The epigenetic mechanism is a rapidly progressing field in oncological research, and the modulation of epigenetic regulators is considered as an alternative therapeutic strategy for cancer (13). BRD4 is a member of the BET family of proteins, which contain two bromodomains in tandem and an extra-terminal domain (13,14). It has been reported that BRD4, as a conserved epigenome regulator, regulates the expression of numerous genes involved in cell growth, cell cycle progression and inflammation in different types of cancer (13,14). The inhibition of BRD4 in papillary thyroid cancer cells by JQ1 has been demonstrated to result in cell cycle arrest at G0/G1 phase, enhance 131I uptake in vitro and suppress tumor growth in vivo.

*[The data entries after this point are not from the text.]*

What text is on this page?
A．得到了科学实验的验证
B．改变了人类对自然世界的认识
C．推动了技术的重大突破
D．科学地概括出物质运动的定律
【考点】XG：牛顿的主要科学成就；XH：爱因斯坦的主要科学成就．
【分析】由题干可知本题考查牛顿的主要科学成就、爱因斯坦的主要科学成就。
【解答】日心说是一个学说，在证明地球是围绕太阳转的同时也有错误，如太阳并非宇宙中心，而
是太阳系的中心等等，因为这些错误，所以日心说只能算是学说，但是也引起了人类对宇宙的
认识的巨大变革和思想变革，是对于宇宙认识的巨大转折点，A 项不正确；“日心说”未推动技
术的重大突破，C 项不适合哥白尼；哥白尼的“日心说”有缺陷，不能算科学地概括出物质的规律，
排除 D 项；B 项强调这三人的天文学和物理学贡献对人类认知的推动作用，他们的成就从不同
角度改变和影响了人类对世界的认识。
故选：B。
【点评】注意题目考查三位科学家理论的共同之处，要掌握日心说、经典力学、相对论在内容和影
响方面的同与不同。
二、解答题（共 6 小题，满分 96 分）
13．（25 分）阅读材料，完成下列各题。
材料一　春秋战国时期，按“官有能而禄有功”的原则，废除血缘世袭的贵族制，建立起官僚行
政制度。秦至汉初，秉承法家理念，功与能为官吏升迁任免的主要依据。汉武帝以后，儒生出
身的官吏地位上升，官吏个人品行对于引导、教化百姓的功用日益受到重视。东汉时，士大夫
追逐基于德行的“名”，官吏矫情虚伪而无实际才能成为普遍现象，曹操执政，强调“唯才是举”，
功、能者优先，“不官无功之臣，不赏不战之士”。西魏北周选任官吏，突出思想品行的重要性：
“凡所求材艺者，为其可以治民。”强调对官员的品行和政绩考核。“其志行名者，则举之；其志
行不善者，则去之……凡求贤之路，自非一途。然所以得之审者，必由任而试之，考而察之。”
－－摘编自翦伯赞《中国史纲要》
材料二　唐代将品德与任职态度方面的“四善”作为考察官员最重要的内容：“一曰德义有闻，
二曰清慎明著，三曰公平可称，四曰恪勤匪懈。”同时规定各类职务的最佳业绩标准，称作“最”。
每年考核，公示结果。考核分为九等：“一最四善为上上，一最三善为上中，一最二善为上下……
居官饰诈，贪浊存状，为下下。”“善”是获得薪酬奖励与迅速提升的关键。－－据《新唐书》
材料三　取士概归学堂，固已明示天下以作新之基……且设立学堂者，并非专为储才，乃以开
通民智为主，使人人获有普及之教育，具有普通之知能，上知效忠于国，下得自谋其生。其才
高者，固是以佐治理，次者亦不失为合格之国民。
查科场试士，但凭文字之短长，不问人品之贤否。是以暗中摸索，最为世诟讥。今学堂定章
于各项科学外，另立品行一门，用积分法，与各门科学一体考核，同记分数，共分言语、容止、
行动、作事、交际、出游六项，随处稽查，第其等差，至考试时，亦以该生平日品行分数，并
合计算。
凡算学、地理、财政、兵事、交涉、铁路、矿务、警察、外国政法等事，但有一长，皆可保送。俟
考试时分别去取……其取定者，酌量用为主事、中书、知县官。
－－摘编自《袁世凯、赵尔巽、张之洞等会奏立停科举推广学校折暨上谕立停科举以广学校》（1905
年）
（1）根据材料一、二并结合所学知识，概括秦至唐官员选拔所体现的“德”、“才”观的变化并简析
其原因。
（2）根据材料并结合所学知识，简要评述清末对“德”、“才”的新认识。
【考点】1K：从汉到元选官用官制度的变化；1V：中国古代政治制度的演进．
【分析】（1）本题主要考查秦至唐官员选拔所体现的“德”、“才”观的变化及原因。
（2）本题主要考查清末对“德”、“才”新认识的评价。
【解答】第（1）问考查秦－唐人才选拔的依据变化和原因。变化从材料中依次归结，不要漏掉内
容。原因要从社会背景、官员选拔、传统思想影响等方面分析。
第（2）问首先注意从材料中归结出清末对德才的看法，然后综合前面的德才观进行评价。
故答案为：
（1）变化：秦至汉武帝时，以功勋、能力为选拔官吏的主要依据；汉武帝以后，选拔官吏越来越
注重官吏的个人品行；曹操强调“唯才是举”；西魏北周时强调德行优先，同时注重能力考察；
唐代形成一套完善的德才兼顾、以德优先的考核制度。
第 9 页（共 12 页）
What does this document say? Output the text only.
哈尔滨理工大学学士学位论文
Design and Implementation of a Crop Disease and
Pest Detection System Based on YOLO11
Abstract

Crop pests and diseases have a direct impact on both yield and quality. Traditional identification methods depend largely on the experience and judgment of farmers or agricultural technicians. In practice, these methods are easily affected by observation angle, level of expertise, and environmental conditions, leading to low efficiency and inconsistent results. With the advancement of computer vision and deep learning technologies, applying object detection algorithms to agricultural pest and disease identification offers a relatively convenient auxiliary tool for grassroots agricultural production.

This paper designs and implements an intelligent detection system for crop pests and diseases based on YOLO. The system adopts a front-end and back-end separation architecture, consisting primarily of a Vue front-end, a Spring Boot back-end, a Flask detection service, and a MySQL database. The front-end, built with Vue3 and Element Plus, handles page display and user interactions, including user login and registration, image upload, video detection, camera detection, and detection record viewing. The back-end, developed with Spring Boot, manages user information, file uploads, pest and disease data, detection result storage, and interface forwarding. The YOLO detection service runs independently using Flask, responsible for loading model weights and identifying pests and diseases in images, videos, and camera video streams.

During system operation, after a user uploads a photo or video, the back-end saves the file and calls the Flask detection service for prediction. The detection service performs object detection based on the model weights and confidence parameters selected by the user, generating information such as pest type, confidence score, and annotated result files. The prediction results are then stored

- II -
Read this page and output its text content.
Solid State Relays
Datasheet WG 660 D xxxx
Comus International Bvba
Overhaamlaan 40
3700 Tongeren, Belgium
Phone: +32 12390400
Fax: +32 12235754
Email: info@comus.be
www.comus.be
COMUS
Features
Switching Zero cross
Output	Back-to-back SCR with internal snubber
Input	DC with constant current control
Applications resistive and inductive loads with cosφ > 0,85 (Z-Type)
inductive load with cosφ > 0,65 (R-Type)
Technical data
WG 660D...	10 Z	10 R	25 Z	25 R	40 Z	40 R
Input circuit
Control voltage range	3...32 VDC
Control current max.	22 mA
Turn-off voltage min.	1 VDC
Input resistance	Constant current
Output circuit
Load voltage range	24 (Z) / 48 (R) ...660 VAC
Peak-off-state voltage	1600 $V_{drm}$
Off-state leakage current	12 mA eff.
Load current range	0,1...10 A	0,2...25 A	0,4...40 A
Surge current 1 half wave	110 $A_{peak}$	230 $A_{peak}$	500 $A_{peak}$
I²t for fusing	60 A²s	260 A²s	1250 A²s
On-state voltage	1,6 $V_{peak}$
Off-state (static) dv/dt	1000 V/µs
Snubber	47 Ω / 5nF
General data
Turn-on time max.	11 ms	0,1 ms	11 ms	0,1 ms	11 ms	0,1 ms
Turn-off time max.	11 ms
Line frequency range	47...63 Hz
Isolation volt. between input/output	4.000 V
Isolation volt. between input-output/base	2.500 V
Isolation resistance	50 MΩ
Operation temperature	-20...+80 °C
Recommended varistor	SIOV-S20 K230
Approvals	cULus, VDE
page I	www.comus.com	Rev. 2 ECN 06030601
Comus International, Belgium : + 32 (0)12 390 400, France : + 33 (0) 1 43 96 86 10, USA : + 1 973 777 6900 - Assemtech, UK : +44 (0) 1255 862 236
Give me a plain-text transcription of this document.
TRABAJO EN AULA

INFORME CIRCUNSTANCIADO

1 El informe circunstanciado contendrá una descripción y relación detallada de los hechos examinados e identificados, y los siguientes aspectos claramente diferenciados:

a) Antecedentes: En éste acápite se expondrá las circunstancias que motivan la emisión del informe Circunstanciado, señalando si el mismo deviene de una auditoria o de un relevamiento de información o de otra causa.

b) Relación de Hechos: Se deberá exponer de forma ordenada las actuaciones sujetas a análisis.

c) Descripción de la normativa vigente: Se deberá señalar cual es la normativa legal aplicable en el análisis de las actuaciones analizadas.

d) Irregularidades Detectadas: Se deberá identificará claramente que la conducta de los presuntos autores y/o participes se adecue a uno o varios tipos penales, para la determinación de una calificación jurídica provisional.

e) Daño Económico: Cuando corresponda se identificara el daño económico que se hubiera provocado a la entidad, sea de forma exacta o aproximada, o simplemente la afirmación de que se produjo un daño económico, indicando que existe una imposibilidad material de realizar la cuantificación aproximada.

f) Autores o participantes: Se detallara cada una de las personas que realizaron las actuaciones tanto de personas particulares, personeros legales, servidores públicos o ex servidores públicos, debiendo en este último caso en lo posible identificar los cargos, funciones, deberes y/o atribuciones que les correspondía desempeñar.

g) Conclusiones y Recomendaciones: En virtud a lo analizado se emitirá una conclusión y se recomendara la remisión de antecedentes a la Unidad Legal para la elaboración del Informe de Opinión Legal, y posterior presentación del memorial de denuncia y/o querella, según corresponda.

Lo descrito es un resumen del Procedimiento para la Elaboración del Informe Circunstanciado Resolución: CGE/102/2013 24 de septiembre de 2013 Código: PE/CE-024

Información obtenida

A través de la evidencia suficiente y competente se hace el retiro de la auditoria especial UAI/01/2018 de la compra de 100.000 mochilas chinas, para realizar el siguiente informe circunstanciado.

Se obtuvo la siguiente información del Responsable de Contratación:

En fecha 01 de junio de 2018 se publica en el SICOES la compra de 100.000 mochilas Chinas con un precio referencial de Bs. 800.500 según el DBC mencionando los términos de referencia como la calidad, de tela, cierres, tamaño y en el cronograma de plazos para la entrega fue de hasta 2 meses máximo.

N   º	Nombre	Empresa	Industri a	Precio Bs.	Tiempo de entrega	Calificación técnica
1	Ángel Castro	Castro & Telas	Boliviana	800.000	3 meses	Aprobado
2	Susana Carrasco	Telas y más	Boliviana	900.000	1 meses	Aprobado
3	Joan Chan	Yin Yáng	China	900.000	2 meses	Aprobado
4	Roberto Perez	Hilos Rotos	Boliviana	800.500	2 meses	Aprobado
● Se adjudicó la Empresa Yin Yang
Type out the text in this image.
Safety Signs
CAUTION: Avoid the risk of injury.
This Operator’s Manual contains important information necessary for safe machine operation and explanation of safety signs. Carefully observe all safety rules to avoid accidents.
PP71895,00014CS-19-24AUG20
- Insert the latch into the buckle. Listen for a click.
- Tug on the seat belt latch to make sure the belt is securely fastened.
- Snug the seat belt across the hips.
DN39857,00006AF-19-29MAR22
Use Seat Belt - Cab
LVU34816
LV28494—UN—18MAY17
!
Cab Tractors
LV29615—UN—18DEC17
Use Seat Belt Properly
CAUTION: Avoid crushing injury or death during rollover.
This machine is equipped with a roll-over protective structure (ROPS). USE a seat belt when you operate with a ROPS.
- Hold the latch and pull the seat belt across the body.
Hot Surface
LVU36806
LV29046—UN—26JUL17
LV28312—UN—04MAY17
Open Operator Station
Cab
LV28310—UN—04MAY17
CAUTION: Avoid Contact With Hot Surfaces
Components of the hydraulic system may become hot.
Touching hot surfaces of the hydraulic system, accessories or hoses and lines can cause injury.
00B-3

JQ1 is also able to inhibit the proliferation of ATC in vitro (24,25). However, the function of BRD4 in ATC has yet to be fully clarified.
In the present study, silencing BRD4 in ATC cells was observed to repress their viability, proliferation and apoptosis (Fig. 4), whereas BRD4 overexpression caused the opposite effects on these cells (Fig. 6). Furthermore, in vivo results demonstrated that BRD4 was involved in tumor growth (Figs. 5 and 7) and thus may serve as an antitumor target in ATC. Furthermore, the current study aimed to explore the molecular mechanism by which BRD4 functions as an oncogene in ATC. The results revealed that BRD4 silencing was associated with the downregulation of the anti-apoptotic protein Bcl-2 and the upregulation of the pro-apoptotic protein Bax. These data indicated that BRD4 promoted tumor growth by inhibiting cell apoptosis.
In order to further investigate the association between GA and BRD4, BRD4 expression was upregulated through transfection with a BRD4 overexpression plasmid in SW1736 and KAT-18 cells. The biological effects of GA on ATC cells were significantly weakened by BRD4 overexpression (Fig. 6), suggesting that GA partially exerted its anticancer functions by downregulating BRD4. The apoptosis rate of ATC cells was significantly decreased by GA and partially rescued by BRD4 overexpression. These results demonstrated that GA regulated BRD4 and induced apoptosis.
In conclusion, the results of the present study suggested that BRD4 serves an important role in ATC progression in vitro and in vivo, and may function as a novel target for the development of alternative therapeutic approaches for cancer. Furthermore, BRD4 is essential for the antiproliferative and pro-apoptotic effects of GA on ATC.